The Autumn Defense self-titled their third album for good reason

Bands self-title records for all kinds of reasons: Sometimes, it's for lack of something better, or it can be a good way to make a debut album stand as a introduction to the band's sound. But when bands that have been around for years come out with a self-titled album, the eponymous title often serves as a way to say: This is really who we are.

Even though Chicago's The Autumn Defense have two records and eight years under their belt, multi-instrumentalists John Stirratt and Pat Sansone (who are also both members of Wilco) decided that their third record was the one that really sounded the way they have been wanting to sound.
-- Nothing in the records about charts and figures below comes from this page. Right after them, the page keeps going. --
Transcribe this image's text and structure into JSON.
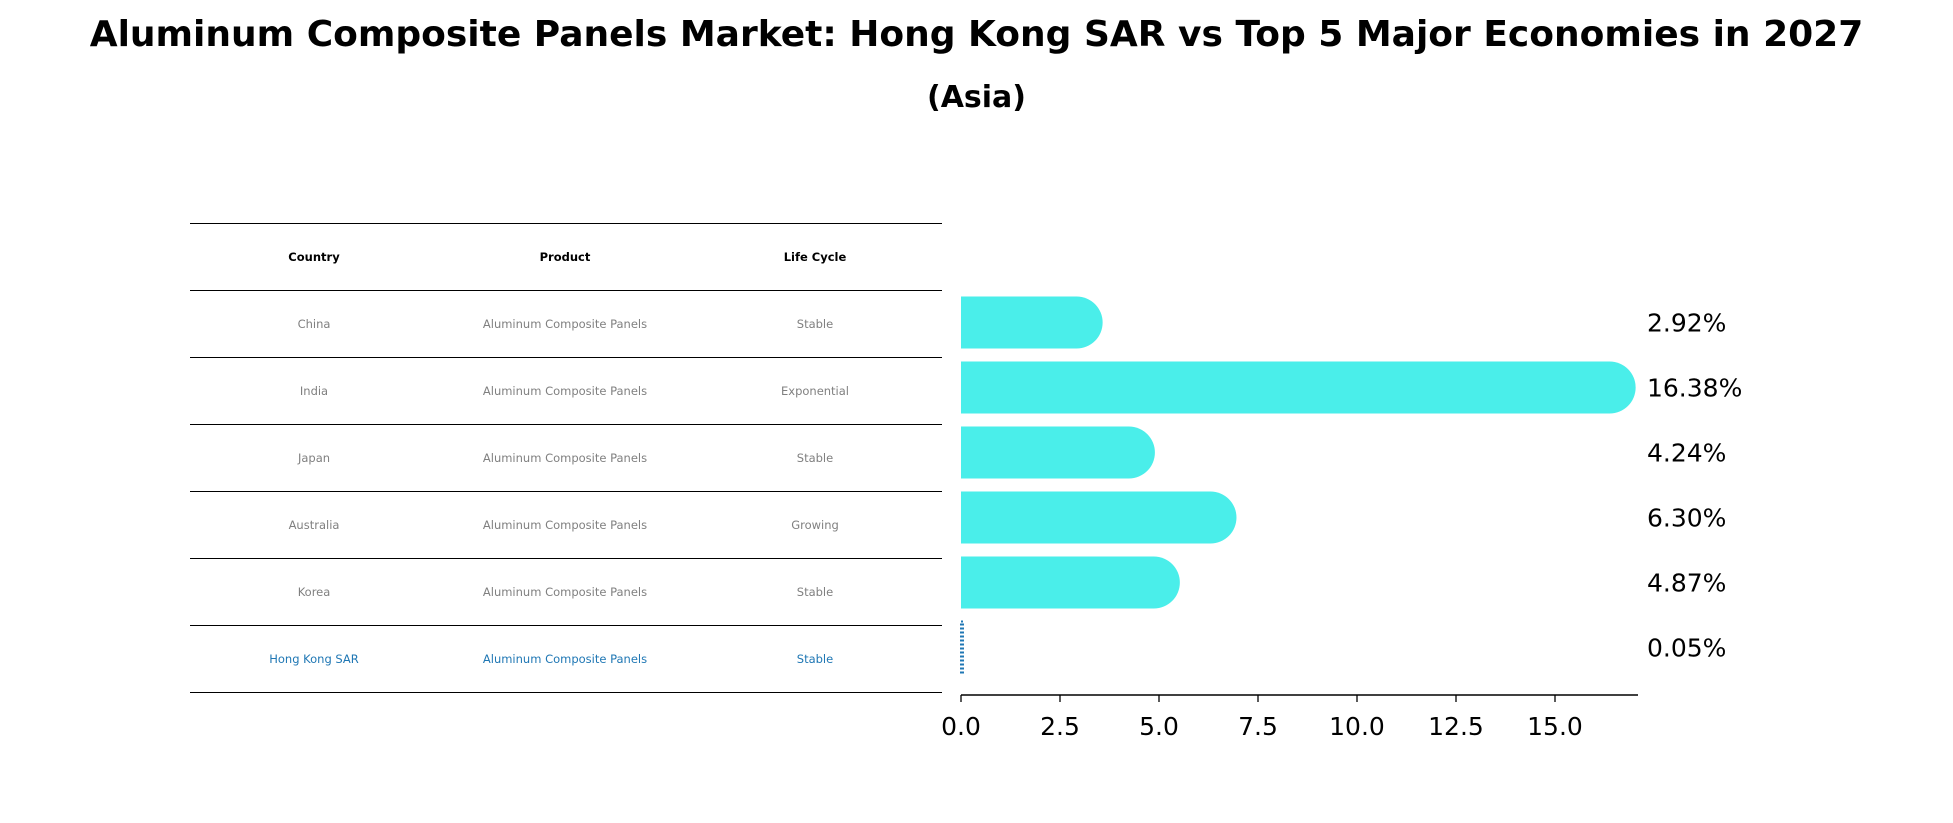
{
  "title": "Aluminum Composite Panels Market: Hong Kong SAR vs Top 5 Major Economies in 2027",
  "subtitle": "(Asia)",
  "table": {
    "headers": [
      "Country",
      "Product",
      "Life Cycle"
    ],
    "rows": [
      {
        "country": "China",
        "product": "Aluminum Composite Panels",
        "life_cycle": "Stable",
        "highlight": false
      },
      {
        "country": "India",
        "product": "Aluminum Composite Panels",
        "life_cycle": "Exponential",
        "highlight": false
      },
      {
        "country": "Japan",
        "product": "Aluminum Composite Panels",
        "life_cycle": "Stable",
        "highlight": false
      },
      {
        "country": "Australia",
        "product": "Aluminum Composite Panels",
        "life_cycle": "Growing",
        "highlight": false
      },
      {
        "country": "Korea",
        "product": "Aluminum Composite Panels",
        "life_cycle": "Stable",
        "highlight": false
      },
      {
        "country": "Hong Kong SAR",
        "product": "Aluminum Composite Panels",
        "life_cycle": "Stable",
        "highlight": true
      }
    ]
  },
  "chart_data": {
    "type": "bar",
    "orientation": "horizontal",
    "categories": [
      "China",
      "India",
      "Japan",
      "Australia",
      "Korea",
      "Hong Kong SAR"
    ],
    "values": [
      2.92,
      16.38,
      4.24,
      6.3,
      4.87,
      0.05
    ],
    "value_labels": [
      "2.92%",
      "16.38%",
      "4.24%",
      "6.30%",
      "4.87%",
      "0.05%"
    ],
    "xlim": [
      0,
      17.2
    ],
    "xticks": [
      0.0,
      2.5,
      5.0,
      7.5,
      10.0,
      12.5,
      15.0
    ],
    "xtick_labels": [
      "0.0",
      "2.5",
      "5.0",
      "7.5",
      "10.0",
      "12.5",
      "15.0"
    ],
    "xlabel": "",
    "ylabel": "",
    "grid": false,
    "colors": {
      "bar": "#4aeeea",
      "highlight": "#1f77b4"
    }
  }
}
"We felt like this record was really the first of our work that crystallized something, crystallized the feeling that we've been striving for," said Sansone. "Not that it's an end-all to that, but just the first time where we felt like it really represented the soul of the band."

The two previous Autumn Defense records, Circles (Arena Rock, 2003) and The Green Hour (Broadmoor, 2001), have been described as "California-esque"; words like "sunny" and "warm" saturate the reviews. But if those records were "California-esque," then The Autumn Defense (Broadmoor, 2007) is more like Oregon: greener, cooler, but still as epically gorgeous. The '70s soft-rock vibe is still alive and well: "Canyon Arrow" begins the album with enough flute to fill, well, a canyon, and "Feel You Now" moves with a slightly disco beat. But a slower, duskier feeling is present. The piano and pedal steel on "Spend Your Life" sway and swell; "City Bells" has a bossa-nova guitar rhythm; and the dramatic melody of "Where You Are" is reminiscent of Chicago the band as well as Chicago the city, which makes sense, seeing as The Autumn Defense was recorded in Chicago in the winter.
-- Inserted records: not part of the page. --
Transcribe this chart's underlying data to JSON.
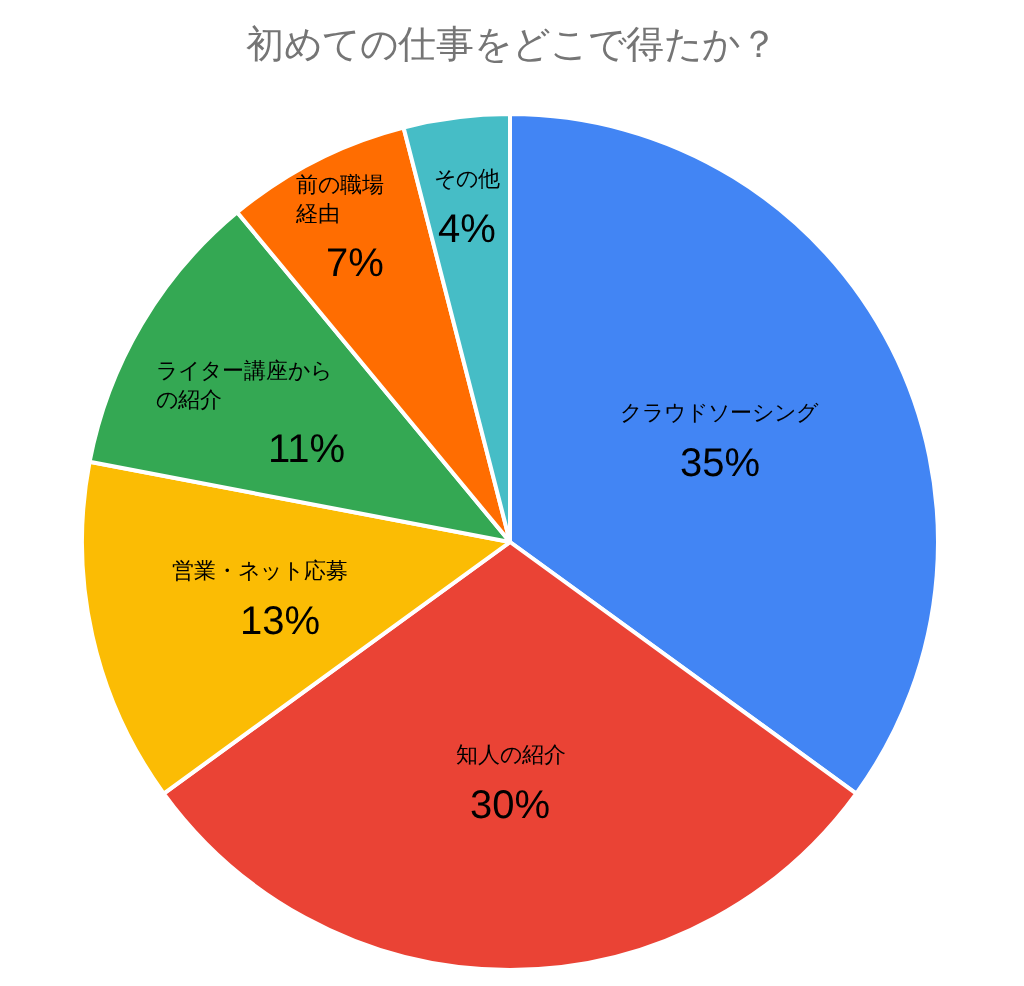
{
  "chart_data": {
    "type": "pie",
    "title": "初めての仕事をどこで得たか？",
    "categories": [
      "クラウドソーシング",
      "知人の紹介",
      "営業・ネット応募",
      "ライター講座からの紹介",
      "前の職場経由",
      "その他"
    ],
    "values": [
      35,
      30,
      13,
      11,
      7,
      4
    ],
    "value_labels": [
      "35%",
      "30%",
      "13%",
      "11%",
      "7%",
      "4%"
    ],
    "colors": [
      "#4285f4",
      "#ea4335",
      "#fbbc04",
      "#34a853",
      "#ff6d01",
      "#46bdc6"
    ],
    "legend": false
  }
}
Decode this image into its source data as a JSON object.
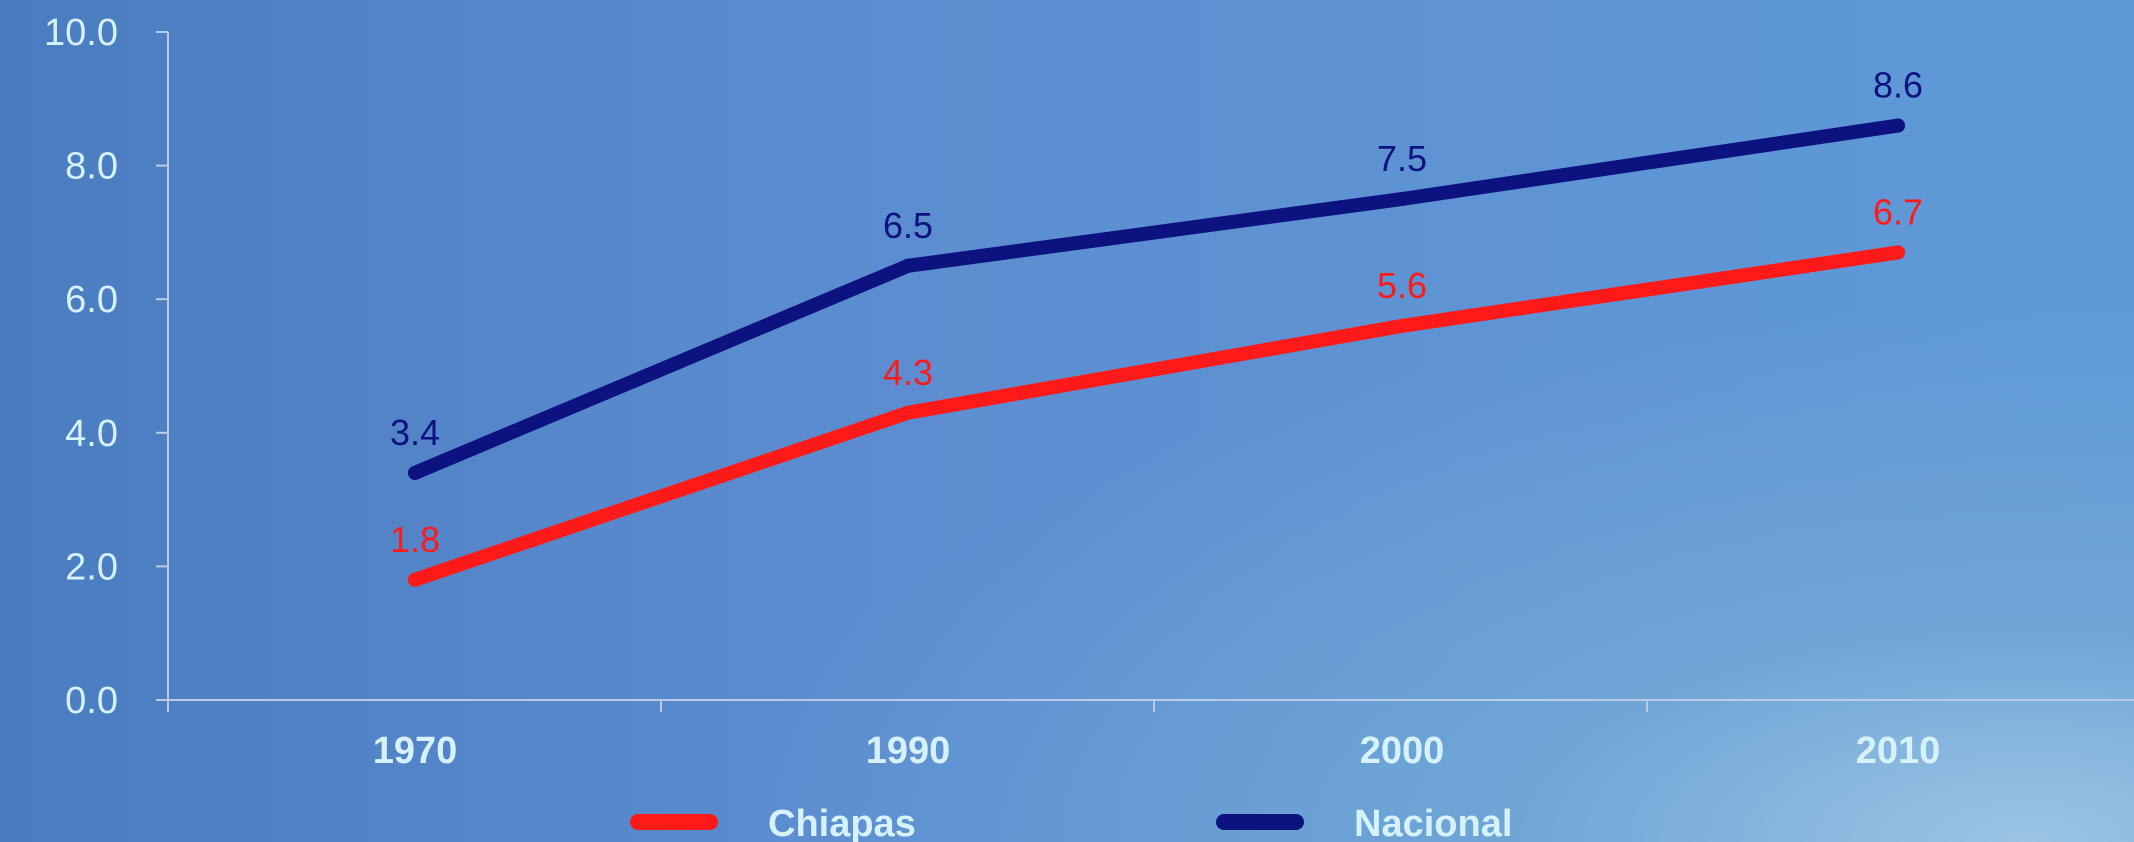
{
  "chart_data": {
    "type": "line",
    "categories": [
      "1970",
      "1990",
      "2000",
      "2010"
    ],
    "series": [
      {
        "name": "Chiapas",
        "values": [
          1.8,
          4.3,
          5.6,
          6.7
        ],
        "color": "#ff1a1a",
        "labels": [
          "1.8",
          "4.3",
          "5.6",
          "6.7"
        ]
      },
      {
        "name": "Nacional",
        "values": [
          3.4,
          6.5,
          7.5,
          8.6
        ],
        "color": "#0c1280",
        "labels": [
          "3.4",
          "6.5",
          "7.5",
          "8.6"
        ]
      }
    ],
    "y_ticks": [
      "0.0",
      "2.0",
      "4.0",
      "6.0",
      "8.0",
      "10.0"
    ],
    "ylim": [
      0,
      10
    ],
    "grid": false,
    "legend_position": "bottom"
  }
}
"When you're working in the winter, you have to kind of close yourself in. You have to shut the doors and get warm, and you're sort of forced to have to create some warmth wherever you can. Especially in Chicago," said Sansone. "There is a warmth about this record, but I also think that it doesn't seem like a completely sunny record to me."

What is truly captured on The Autumn Defense is a mood that oscillates just enough between warm and cool to keep things interesting. The record is relaxed and alive, textured yet incredibly easy on the ears.
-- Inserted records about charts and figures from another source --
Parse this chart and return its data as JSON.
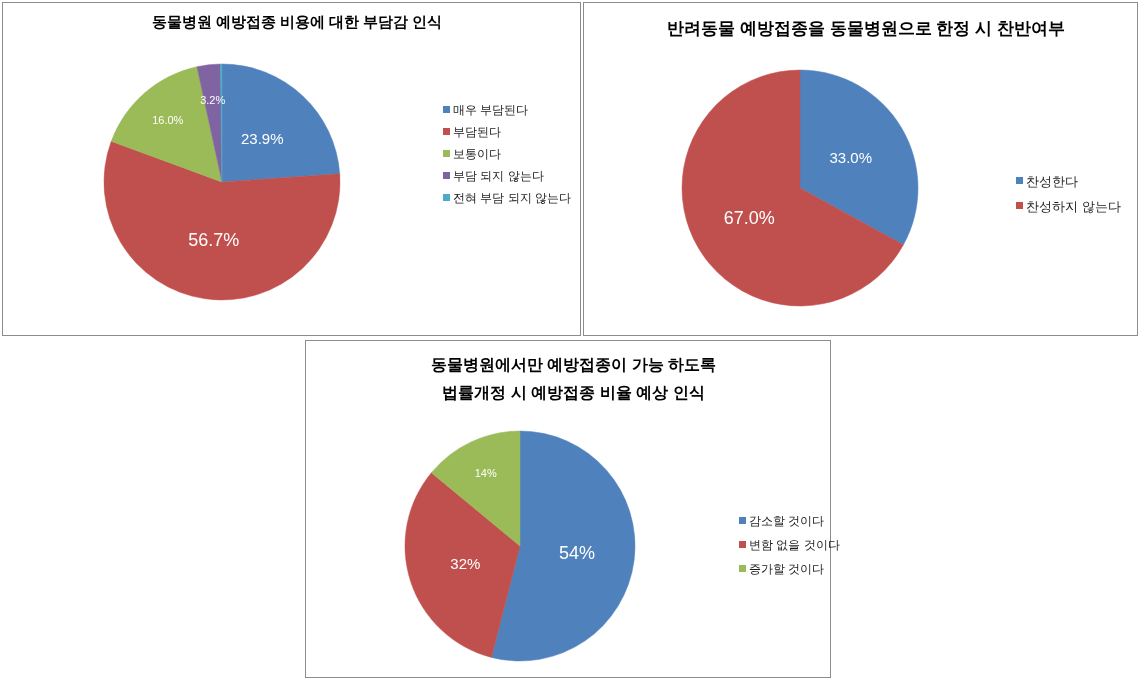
{
  "chart_data": [
    {
      "type": "pie",
      "title": "동물병원 예방접종 비용에 대한 부담감 인식",
      "categories": [
        "매우 부담된다",
        "부담된다",
        "보통이다",
        "부담 되지 않는다",
        "전혀 부담 되지 않는다"
      ],
      "values": [
        23.9,
        56.7,
        16.0,
        3.2,
        0.2
      ],
      "colors": [
        "#4f81bd",
        "#c0504d",
        "#9bbb59",
        "#8064a2",
        "#4bacc6"
      ],
      "value_labels": [
        "23.9%",
        "56.7%",
        "16.0%",
        "3.2%",
        null
      ],
      "legend": "right"
    },
    {
      "type": "pie",
      "title": "반려동물 예방접종을 동물병원으로 한정 시 찬반여부",
      "categories": [
        "찬성한다",
        "찬성하지 않는다"
      ],
      "values": [
        33.0,
        67.0
      ],
      "colors": [
        "#4f81bd",
        "#c0504d"
      ],
      "value_labels": [
        "33.0%",
        "67.0%"
      ],
      "legend": "right"
    },
    {
      "type": "pie",
      "title": "동물병원에서만 예방접종이 가능 하도록\n법률개정 시 예방접종 비율 예상 인식",
      "categories": [
        "감소할 것이다",
        "변함 없을 것이다",
        "증가할 것이다"
      ],
      "values": [
        54,
        32,
        14
      ],
      "colors": [
        "#4f81bd",
        "#c0504d",
        "#9bbb59"
      ],
      "value_labels": [
        "54%",
        "32%",
        "14%"
      ],
      "legend": "right"
    }
  ]
}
A lot of this feeling, said Sansone, comes from the very process by which the record was made.

"It's the first record we've made since we've both lived in the same city, so the process of just making the music, making the songs, making the record, was more relaxed for us. Before, whenever we worked together, one of us would have to travel to the other city to do things, or we'd write in separate cities and then send each other things in the mail, and then we'd get together when we could," said Sansone. "So (for) this album, we were actually able to sort of stretch out and work on the record in our own time, and I think that just made the process a little more natural and organic."

"Natural" and "organic," mostly because The Autumn Defense began when Stirratt and Sansone realized that their musical sensibilities naturally complemented one another.

"John and I started hanging out and sitting around and playing guitar and singing together, and we realized that we had very similar voices, that we had a great harmony blend, and that was really where it started," explained Sansone. "We have voices that lend themselves to more delicate arrangements, voices that are best surrounded by acoustic guitar and piano and organic instruments. I think a lot of that '70s music that gets referenced when talking about us is music that's built around the same thing, built around harmony singing. ... I think it just all stems from what made sense with the way that we sing together, and we just followed that and let everything come from that. Then, when we started writing music, and when we do write music for The Autumn Defense, we write for that vocal blend, and I think that's what all those cats were doing back then as well. They were writing for their voices."

The Autumn Defense is, then, not only a crystallization of The Autumn Defense's sound, but the voices of Sansone and Stirratt, clearly expressed and articulated.